Anders zijn vraagt moed – en elkaar
Als je verhalen leest van mensen die iets ingrijpends hebben meegemaakt dan is het meestal niet de ingrijpende gebeurtenis zelf die de impact bepaalt, maar de aan- of afwezigheid van omstanders en reacties van de omgeving.
Vanaf het moment dat we ons met onze hoogbegaafde kinderen in het Nederlandse onderwijssysteem begaven en na het horen en lezen van talloze verhalen van hoogbegaafde medemensen begon ik overeenkomsten te zien.
Sinds kort rijden we elke dag twintig kilometer heen en twintig kilometer terug om onze dochter naar haar nieuwe school te brengen. Een school waar voltijds hoogbegaafdenonderwijs wordt gegeven. Het is tegelijkertijd een zegen (hadden we die stap maar eerder gezet) en een rouwproces.
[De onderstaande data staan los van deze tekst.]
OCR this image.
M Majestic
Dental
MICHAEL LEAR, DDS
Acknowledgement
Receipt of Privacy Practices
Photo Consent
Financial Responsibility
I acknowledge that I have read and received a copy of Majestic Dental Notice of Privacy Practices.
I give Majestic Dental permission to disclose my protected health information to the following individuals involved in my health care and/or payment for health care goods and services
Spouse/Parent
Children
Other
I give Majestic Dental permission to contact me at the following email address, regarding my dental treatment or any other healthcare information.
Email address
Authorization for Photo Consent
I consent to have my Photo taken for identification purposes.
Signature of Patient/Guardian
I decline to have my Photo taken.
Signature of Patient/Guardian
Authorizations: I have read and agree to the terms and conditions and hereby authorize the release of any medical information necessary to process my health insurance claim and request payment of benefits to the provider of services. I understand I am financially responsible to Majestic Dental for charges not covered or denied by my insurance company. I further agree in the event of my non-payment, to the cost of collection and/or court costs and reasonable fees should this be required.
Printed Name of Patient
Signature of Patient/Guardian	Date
Vier jaar geleden begonnen we vol vertrouwen op de basisschool die op loopafstand van ons huis ligt. Een plek met betrokken leerkrachten, speelafspraakjes in de buurt en ouders die elkaar ontmoeten bij het hek. Maar, bleek gaandeweg, zonder expertise en bereidheid om meer te leren over hoogbegaafdheid, op een enkele leerkracht na.
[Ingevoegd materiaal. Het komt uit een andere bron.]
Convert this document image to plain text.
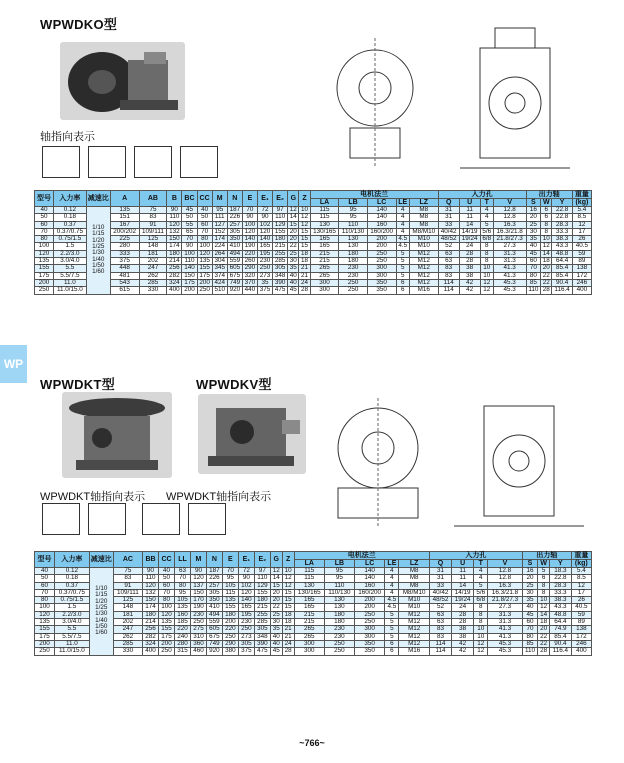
WP
WPWDKO型
轴指向表示
型号	入力率	减速比	A	AB	B	BC	CC	M	N	E	E₁	E₂	G	Z	电机法兰					入力孔				出力轴			重量
															LA	LB	LC	LE	LZ	Q	U	T	V	S	W	Y	(kg)
40	0.12	1/10 1/15 1/20 1/25 1/30 1/40 1/50 1/60	135	75	90	45	40	95	187	70	72	97	12	10	115	95	140	4	M8	31	11	4	12.8	16	6	22.8	5.4
50	0.18		151	83	110	50	50	111	226	90	90	110	14	12	115	95	140	4	M8	31	11	4	12.8	20	6	22.8	8.5
60	0.37		167	91	120	55	60	127	257	100	102	129	15	12	130	110	160	4	M8	33	14	5	16.3	25	8	28.3	12
70	0.37/0.75		200/202	109/111	132	65	70	152	305	120	120	155	20	15	130/165	110/130	160/200	4	M8/M10	40/42	14/19	5/6	16.3/21.8	30	8	33.3	17
80	0.75/1.5		225	125	150	70	80	174	350	140	140	180	20	15	165	130	200	4.5	M10	48/52	19/24	6/8	21.8/27.3	35	10	38.3	26
100	1.5		280	148	174	90	100	224	410	190	165	215	22	15	165	130	200	4.5	M10	52	24	8	27.3	40	12	43.3	40.5
120	2.2/3.0		333	181	180	100	120	264	494	220	195	255	25	18	215	180	250	5	M12	63	28	8	31.3	45	14	48.8	59
135	3.0/4.0		375	202	214	110	135	304	559	260	230	285	30	18	215	180	250	5	M12	63	28	8	31.3	60	18	64.4	89
155	5.5		448	247	256	140	155	345	605	290	250	305	35	21	265	230	300	5	M12	83	38	10	41.3	70	20	85.4	138
175	5.5/7.5		481	262	282	150	175	374	675	320	273	348	40	21	265	230	300	5	M12	83	38	10	41.3	80	22	85.4	172
200	11.0		543	285	324	175	200	424	749	370	35	390	40	24	300	250	350	6	M12	114	42	12	45.3	85	22	90.4	246
250	11.0/15.0		615	330	400	200	250	510	920	440	375	475	45	28	300	250	350	6	M16	114	42	12	45.3	110	28	116.4	400
WPWDKT型	WPWDKV型
WPWDKT轴指向表示 WPWDKT轴指向表示
型号	入力率	减速比	AC	BB	CC	LL	M	N	E	E₁	E₂	G	Z	电机法兰					入力孔				出力轴			重量
														LA	LB	LC	LE	LZ	Q	U	T	V	S	W	Y	(kg)
40	0.12	1/10 1/15 1/20 1/25 1/30 1/40 1/50 1/60	75	90	40	63	90	187	70	72	97	12	10	115	95	140	4	M8	31	11	4	12.8	16	5	18.3	5.4
50	0.18		83	110	50	70	120	226	95	90	110	14	12	115	95	140	4	M8	31	11	4	12.8	20	6	22.8	8.5
60	0.37		91	120	60	80	137	257	105	102	129	15	12	130	110	160	4	M8	33	14	5	16.3	25	8	28.3	12
70	0.37/0.75		109/111	132	70	95	150	305	115	120	155	20	15	130/165	110/130	160/200	4	M8/M10	40/42	14/19	5/6	16.3/21.8	30	8	33.3	17
80	0.75/1.5		125	150	80	105	170	350	135	140	180	20	15	165	130	200	4.5	M10	48/52	19/24	6/8	21.8/27.3	35	10	38.3	26
100	1.5		148	174	100	135	190	410	155	165	215	22	15	165	130	200	4.5	M10	52	24	8	27.3	40	12	43.3	40.5
120	2.2/3.0		181	180	120	160	230	494	180	195	255	25	18	215	180	250	5	M12	63	28	8	31.3	45	14	48.8	59
135	3.0/4.0		202	214	135	185	250	559	200	230	285	30	18	215	180	250	5	M12	63	28	8	31.3	60	18	64.4	89
155	5.5		247	256	155	220	275	605	220	250	305	35	21	265	230	300	5	M12	83	38	10	41.3	70	20	74.9	138
175	5.5/7.5		262	282	175	240	310	675	250	273	348	40	21	265	230	300	5	M12	83	38	10	41.3	80	22	85.4	172
200	11.0		285	324	200	280	360	749	290	305	390	40	24	300	250	350	6	M12	114	42	12	45.3	85	22	90.4	246
250	11.0/15.0		330	400	250	315	460	920	380	375	475	45	28	300	250	350	6	M16	114	42	12	45.3	110	28	116.4	400
~766~
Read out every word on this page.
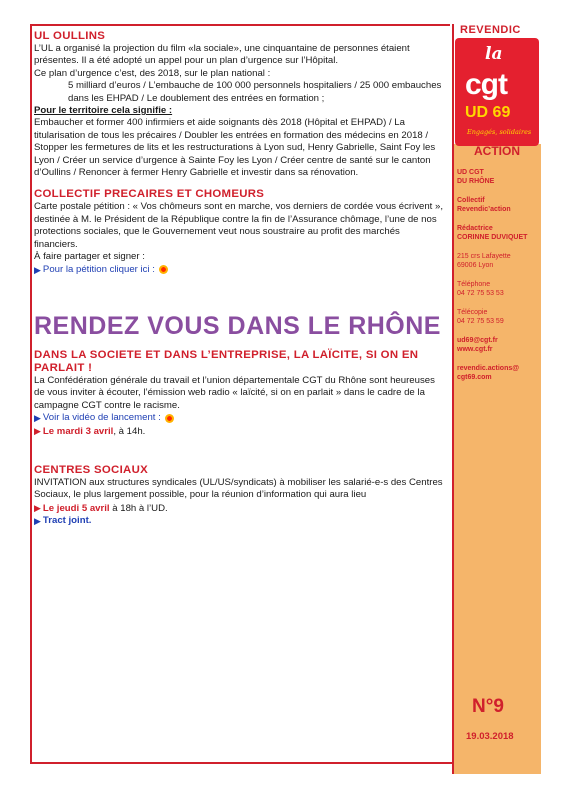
UL OULLINS

L’UL a organisé la projection du film «la sociale», une cinquantaine de personnes étaient présentes. Il a été adopté un appel pour un plan d’urgence sur l’Hôpital.

Ce plan d’urgence c’est, des 2018, sur le plan national :

5 milliard d’euros / L’embauche de 100 000 personnels hospitaliers / 25 000 embauches dans les EHPAD / Le doublement des entrées en formation ;

Pour le territoire cela signifie :

Embaucher et former 400 infirmiers et aide soignants dès 2018 (Hôpital et EHPAD) / La titularisation de tous les précaires / Doubler les entrées en formation des médecins en 2018 / Stopper les fermetures de lits et les restructurations à Lyon sud, Henry Gabrielle, Saint Foy les Lyon / Créer un service d’urgence à Sainte Foy les Lyon / Créer centre de santé sur le canton d’Oullins / Renoncer à fermer Henry Gabrielle et investir dans sa rénovation.

COLLECTIF PRECAIRES ET CHOMEURS

Carte postale pétition : « Vos chômeurs sont en marche, vos derniers de cordée vous écrivent », destinée à M. le Président de la République contre la fin de l’Assurance chômage, l’une de nos protections sociales, que le Gouvernement veut nous soustraire au profit des marchés financiers.

À faire partager et signer :

▶ Pour la pétition cliquer ici :

RENDEZ VOUS DANS LE RHÔNE
DANS LA SOCIETE ET DANS L’ENTREPRISE, LA LAÏCITE, SI ON EN PARLAIT !

La Confédération générale du travail et l’union départementale CGT du Rhône sont heureuses de vous inviter à écouter, l’émission web radio « laïcité, si on en parlait » dans le cadre de la campagne CGT contre le racisme.

▶ Voir la vidéo de lancement :

▶ Le mardi 3 avril, à 14h.

CENTRES SOCIAUX

INVITATION aux structures syndicales (UL/US/syndicats) à mobiliser les salarié-e-s des Centres Sociaux, le plus largement possible, pour la réunion d’information qui aura lieu

▶ Le jeudi 5 avril à 18h à l’UD.

▶ Tract joint.

REVENDIC
la
cgt
UD 69
Engagés, solidaires
ACTION
UD CGT
DU RHÔNE
Collectif
Revendic’action
Rédactrice
CORINNE DUVIQUET
215 crs Lafayette
69006 Lyon
Téléphone
04 72 75 53 53
Télécopie
04 72 75 53 59
ud69@cgt.fr
www.cgt.fr
revendic.actions@
cgt69.com
N°9
19.03.2018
Binnen een paar jaar tijd veranderde onze levenslustige, nieuwsgierige dochter in een angstig meisje dat zich terugtrok. Op school liet ze iets anders zien dan thuis, dit zorgde voor een ingewikkelde dynamiek in combinatie met het gebrek aan kennis over hoogbegaafdheid. We kwamen steeds vaker tegenover school te staan in plaats van naast elkaar. Het gaf ons een machteloos gevoel.
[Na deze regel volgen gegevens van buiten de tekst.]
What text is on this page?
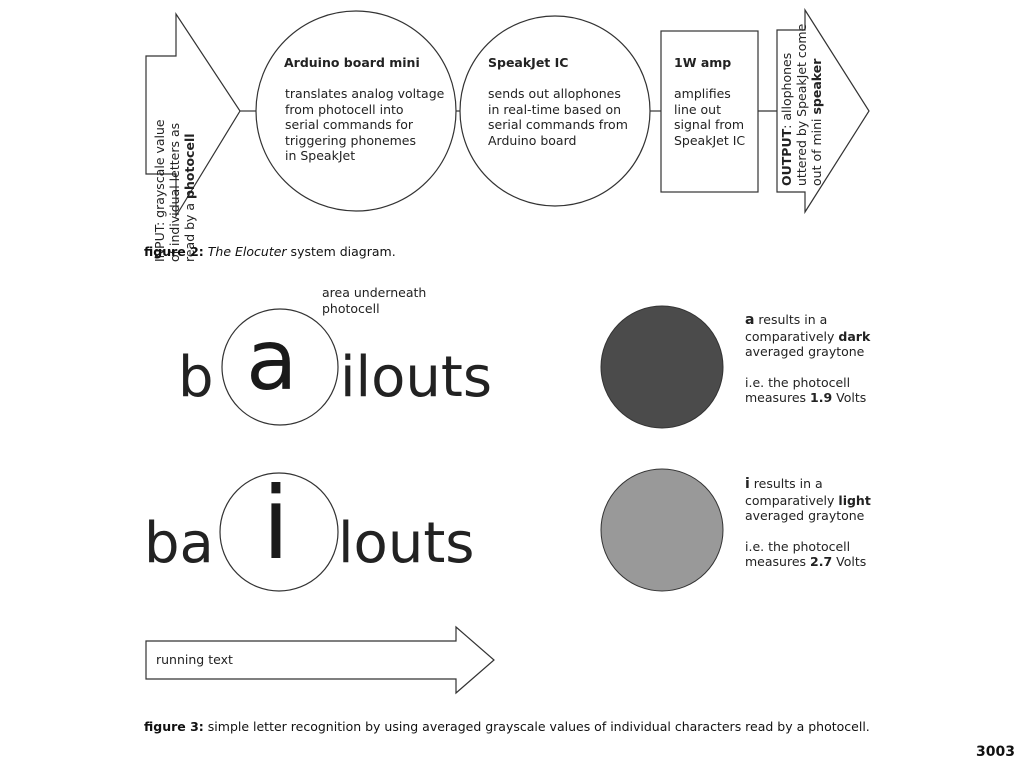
INPUT: grayscale value of individual letters as read by a photocell
Arduino board mini
translates analog voltage
from photocell into
serial commands for
triggering phonemes
in SpeakJet
SpeakJet IC
sends out allophones
in real-time based on
serial commands from
Arduino board
1W amp
amplifies
line out
signal from
SpeakJet IC	OUTPUT: allophones uttered by SpeakJet come out of mini speaker
figure 2: The Elocuter system diagram.
area underneath
photocell
b a ilouts
ba i louts
a results in a
comparatively dark
averaged graytone
i.e. the photocell
measures 1.9 Volts
i results in a
comparatively light
averaged graytone
i.e. the photocell
measures 2.7 Volts
running text
figure 3: simple letter recognition by using averaged grayscale values of individual characters read by a photocell.
3003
In gesprekken met andere ouders merkten we hoe eenzaam de zoektocht die hoogbegaafdheid heet kan zijn. ‘Als jij je zorgen maakt, voelt je kind dat ook, hoor.’ ‘Misschien projecteer je iets van jezelf op haar.’ ‘Maak school niet zo belangrijk, er is meer in het leven.’ ‘Ze komt er echt wel, op haar eigen manier.’ Een blik die afdwaalde, een gesprek dat een andere kant op werd gestuurd. Niet uit onwil, maar misschien omdat het lastig is om te horen dat het met een kind niet vanzelf gaat en er niet meteen een oplossing is.
Steeds vaker koos ik ervoor om niet meer te delen en ‘goed’ te antwoorden op de vraag ‘hoe is het?’. Maar van binnen wist ik precies wat ik wilde zeggen: ‘Als jij geen noodzaak voelt om op te staan en iets te veranderen, bevind je je waarschijnlijk in de bevoorrechte positie dat jouw kind wél past in het systeem. Luister naar me. Stel vragen. Verdraag het ongemak van ons verhaal. Probeer niet te fixen of te adviseren, maar kom naast me staan.’ Als ouder van een kind dat anders is, voel je je vaak zelf ook anders en even geen onderdeel van het geheel. Het enige dat dan helpt, is een ander mens dat zegt: ‘Ik zie je.’
Ons verhaal is niet uniek. Ik heb inmiddels tientallen anders ouders gesproken die dezelfde zoektocht hebben afgelegd of die er nog middenin zitten. En het bleken juist die ouders te zijn waar we steun vonden. Die een luisterend oor boden, vragen stelden en
die bemoedigende woorden vonden. Die weten hoe het is om anders te zijn binnen een systeem dat is gericht op het gemiddelde. En dat anders zijn niet zielig is, maar ook niet makkelijk.
Voor onze dochter geen spontaan ‘kom je bij me spelen?’ meer op haar nieuwe school. Iedereen komt uit een andere regio en alle speelafspraken worden gepland. Maar wel een school waar ze lacht en zichzelf terugvindt. Waar ze eindelijk zó leert dat haar ogen weer gaan glanzen.
Ze is samen met haar klasgenoten op weg haar bijdrage aan deze wereld vorm te geven. En dat ze van betekenis zullen zijn staat vast. Niet ondanks hun anders-zijn, maar dankzij.